Young Guv – ‘Can I Just Call U’ from ‘Young Guv I and II’
The ‘Young Guv 1’ and ‘Young Guv 2’ sets were released as separate entities a month or so apart, and so it is probably fair to say that this is some kind of conceptual action that would encourage us to NOT think of the entire seventeen song collection as a “double album”. Even though the mirrored sleeve art would suggest that we read it as such and even though it kinda is. Maybe it’s just a way of allowing us to enjoy the pleasures of a double album spread over double the time, a means of pressuring us to make distinctions and to begrudgingly make choices about which of the discs is our favourite.

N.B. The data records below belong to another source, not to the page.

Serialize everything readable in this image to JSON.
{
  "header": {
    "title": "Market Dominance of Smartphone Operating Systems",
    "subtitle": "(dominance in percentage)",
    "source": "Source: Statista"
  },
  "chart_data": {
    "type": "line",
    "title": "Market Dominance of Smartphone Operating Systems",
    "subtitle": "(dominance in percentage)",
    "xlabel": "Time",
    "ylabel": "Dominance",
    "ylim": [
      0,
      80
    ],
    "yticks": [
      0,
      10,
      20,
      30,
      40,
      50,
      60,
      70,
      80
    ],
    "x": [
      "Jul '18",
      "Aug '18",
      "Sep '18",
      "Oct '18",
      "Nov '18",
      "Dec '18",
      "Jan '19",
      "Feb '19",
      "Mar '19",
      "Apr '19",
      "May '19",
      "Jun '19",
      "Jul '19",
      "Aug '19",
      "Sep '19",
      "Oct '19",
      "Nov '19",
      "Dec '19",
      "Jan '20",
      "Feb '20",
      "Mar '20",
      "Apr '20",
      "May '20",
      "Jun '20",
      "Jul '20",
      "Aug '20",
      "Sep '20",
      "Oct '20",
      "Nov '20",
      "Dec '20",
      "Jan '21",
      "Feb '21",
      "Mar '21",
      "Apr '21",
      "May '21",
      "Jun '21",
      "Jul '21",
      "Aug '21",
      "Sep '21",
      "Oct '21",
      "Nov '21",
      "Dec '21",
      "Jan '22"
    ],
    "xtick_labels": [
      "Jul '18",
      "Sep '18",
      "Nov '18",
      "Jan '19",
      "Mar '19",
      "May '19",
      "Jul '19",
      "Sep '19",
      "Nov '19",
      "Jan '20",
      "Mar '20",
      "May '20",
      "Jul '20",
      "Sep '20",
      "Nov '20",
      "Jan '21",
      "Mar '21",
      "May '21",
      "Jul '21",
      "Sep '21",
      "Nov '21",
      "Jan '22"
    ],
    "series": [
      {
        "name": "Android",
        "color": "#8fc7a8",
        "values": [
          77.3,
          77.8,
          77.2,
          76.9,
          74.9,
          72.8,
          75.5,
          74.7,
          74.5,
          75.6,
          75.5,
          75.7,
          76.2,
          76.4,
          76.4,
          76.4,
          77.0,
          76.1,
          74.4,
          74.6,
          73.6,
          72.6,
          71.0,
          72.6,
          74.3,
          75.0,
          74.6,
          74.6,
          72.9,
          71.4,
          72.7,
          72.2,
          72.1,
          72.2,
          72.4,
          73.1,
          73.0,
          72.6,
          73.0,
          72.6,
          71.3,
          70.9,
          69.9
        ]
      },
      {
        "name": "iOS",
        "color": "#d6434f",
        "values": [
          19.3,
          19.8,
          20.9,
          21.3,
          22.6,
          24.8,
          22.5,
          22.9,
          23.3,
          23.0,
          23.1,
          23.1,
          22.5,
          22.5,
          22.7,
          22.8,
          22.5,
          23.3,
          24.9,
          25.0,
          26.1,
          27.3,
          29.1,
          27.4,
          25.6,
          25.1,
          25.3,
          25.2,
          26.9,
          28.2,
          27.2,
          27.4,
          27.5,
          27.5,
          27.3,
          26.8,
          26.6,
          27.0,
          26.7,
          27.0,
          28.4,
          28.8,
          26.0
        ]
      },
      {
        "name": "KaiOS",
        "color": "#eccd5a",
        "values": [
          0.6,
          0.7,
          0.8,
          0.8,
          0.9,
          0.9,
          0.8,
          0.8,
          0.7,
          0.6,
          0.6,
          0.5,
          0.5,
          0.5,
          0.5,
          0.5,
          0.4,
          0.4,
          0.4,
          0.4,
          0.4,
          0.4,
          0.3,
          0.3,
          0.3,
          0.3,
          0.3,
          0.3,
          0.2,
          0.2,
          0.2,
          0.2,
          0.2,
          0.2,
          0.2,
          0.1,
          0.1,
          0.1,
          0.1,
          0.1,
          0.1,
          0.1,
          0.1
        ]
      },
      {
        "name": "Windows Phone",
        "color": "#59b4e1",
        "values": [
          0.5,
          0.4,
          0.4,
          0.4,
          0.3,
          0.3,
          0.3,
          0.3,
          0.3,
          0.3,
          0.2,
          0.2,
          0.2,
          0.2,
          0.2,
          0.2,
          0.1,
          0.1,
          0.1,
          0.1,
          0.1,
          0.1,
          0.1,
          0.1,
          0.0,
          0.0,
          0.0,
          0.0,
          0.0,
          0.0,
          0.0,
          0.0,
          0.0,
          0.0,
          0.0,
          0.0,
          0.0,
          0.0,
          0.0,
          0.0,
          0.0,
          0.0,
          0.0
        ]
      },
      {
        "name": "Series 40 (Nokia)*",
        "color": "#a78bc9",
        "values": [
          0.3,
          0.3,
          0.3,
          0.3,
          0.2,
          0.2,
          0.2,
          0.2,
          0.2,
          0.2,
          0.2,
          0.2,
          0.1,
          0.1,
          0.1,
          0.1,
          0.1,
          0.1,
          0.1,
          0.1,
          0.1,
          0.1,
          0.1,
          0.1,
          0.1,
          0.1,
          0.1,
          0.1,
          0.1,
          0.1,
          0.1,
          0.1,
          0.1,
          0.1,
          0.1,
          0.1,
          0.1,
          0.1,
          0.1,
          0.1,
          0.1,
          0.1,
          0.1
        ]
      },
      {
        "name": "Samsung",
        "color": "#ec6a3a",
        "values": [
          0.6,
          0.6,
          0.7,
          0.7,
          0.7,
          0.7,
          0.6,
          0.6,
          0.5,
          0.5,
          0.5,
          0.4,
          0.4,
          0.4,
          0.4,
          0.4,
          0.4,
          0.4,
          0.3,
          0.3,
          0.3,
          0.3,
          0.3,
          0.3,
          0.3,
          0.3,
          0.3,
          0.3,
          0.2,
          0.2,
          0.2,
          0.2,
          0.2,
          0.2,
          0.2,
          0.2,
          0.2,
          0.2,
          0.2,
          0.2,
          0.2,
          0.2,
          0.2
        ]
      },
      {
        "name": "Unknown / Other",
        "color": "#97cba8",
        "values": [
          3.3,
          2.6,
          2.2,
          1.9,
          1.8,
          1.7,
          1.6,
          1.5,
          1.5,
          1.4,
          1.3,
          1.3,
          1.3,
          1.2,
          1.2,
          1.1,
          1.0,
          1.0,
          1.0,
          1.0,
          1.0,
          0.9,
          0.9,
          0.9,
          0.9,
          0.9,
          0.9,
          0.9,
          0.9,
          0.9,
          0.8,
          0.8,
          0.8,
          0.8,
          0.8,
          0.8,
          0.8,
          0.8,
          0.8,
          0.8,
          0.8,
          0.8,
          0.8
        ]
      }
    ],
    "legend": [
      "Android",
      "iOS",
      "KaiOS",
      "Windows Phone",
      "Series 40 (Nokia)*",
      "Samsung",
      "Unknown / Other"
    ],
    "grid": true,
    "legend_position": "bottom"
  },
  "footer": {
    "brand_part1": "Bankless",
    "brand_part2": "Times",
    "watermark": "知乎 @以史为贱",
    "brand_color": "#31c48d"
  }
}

Of course, thinking about it, this is inevitably how we have always approached “double albums” in the traditional gatefold sleeve and two slabs of vinyl context (even if we publicly proclaim this not to be the case and that we think every moment on The Beatles’ White Album is every bit as good as any other) so perhaps it is a clever conceptual move by Fucked Up guitarist Ben Cook in his Pop persona. We are genuinely fascinated to know if either of these two sets have sold more or less than the other, who made those choices and why. And yes, this is a somewhat inaccurate use of the words ‘genuinely’ and ‘fascinated’. For in the finest spirit of Pop Consumption, we really could not care less.
What we do care about is that ‘Young Guv 1’ certainly serves us sweet slice after slice of euphoric Power Pop that could list its ingredients as being Big Star, Badfinger, Brinsely Schwartz and, to break up this festival of alliteration, Teenage Fanclub, dBs and The Raspberries. The songs swoop past us like hook-laden hoodlums blowing bubblegum kisses and scuffing converse hi-tops on the scorching summer sidewalks. They surge and slink, cuddling us in candy floss and leaving us sticky with pleasure. As it were.
Cook clearly understands the how’s and wherefore’s of Perfect Pop Construction (we understand he has ghostwriting credits for Taylor Swift in his resume) and whilst we can understand critics thumbing their noses at songs like the marvellously sing-song ‘High On My Mind’ and the gorgeously, shimmeringly euphoric ‘Every Flower I See’ and calling them artificial pastiches of past glories we also feel the need to shout ‘ba-ba-ba-ba-babababa’ at the top of our voices and Carry On Dancing Regardless (And as a kinda connected sidetrack let us remember that Fucked Up once covered Another Sunny Day’s ‘Anorak City’ so we should not be surprised to see Cook standing this side of the ‘authenticity’ line, smirking into his acid-laced lemonade).
If ‘Young Guv 2’ deviates somewhat from the blueprint laid down by its immediate predecessor then that’s all to the good. It’s not as though Cook deviates into completely Unfamiliar Territory though, for the threads of (Indie)Pop connectivity are bright and catchy enough to draw our attentions. There are times when we listen to the likes of the funky ‘Caught Lookin’’, ’Can I Luv U In My Own Way’ or ‘Trying To Decide’ when we think we might be listening to Green Gartside fronting The Tough Alliance. This, we assume you all understand, is one of the finest compliments one can receive.
Then, just as we’re about to think there really are enough differences between these two albums to suggest dumping the mirrored sleeve idea and calling them something entirely different, Cook drops the Power (PURE)Pop explosion of ‘Can I Just Call U’ and we’re transported back into those universes of intertwining melodies, harmonies, Cremola Foam guitars and Wiggle Waggle drums. Two minutes and fifty three seconds of Nothing Else Matters. A fraction of our lifetimes captured in a bubble that smells of powder pink and parma violets. A temporary tattoo of Superman saving the world. Always and forever, Amen.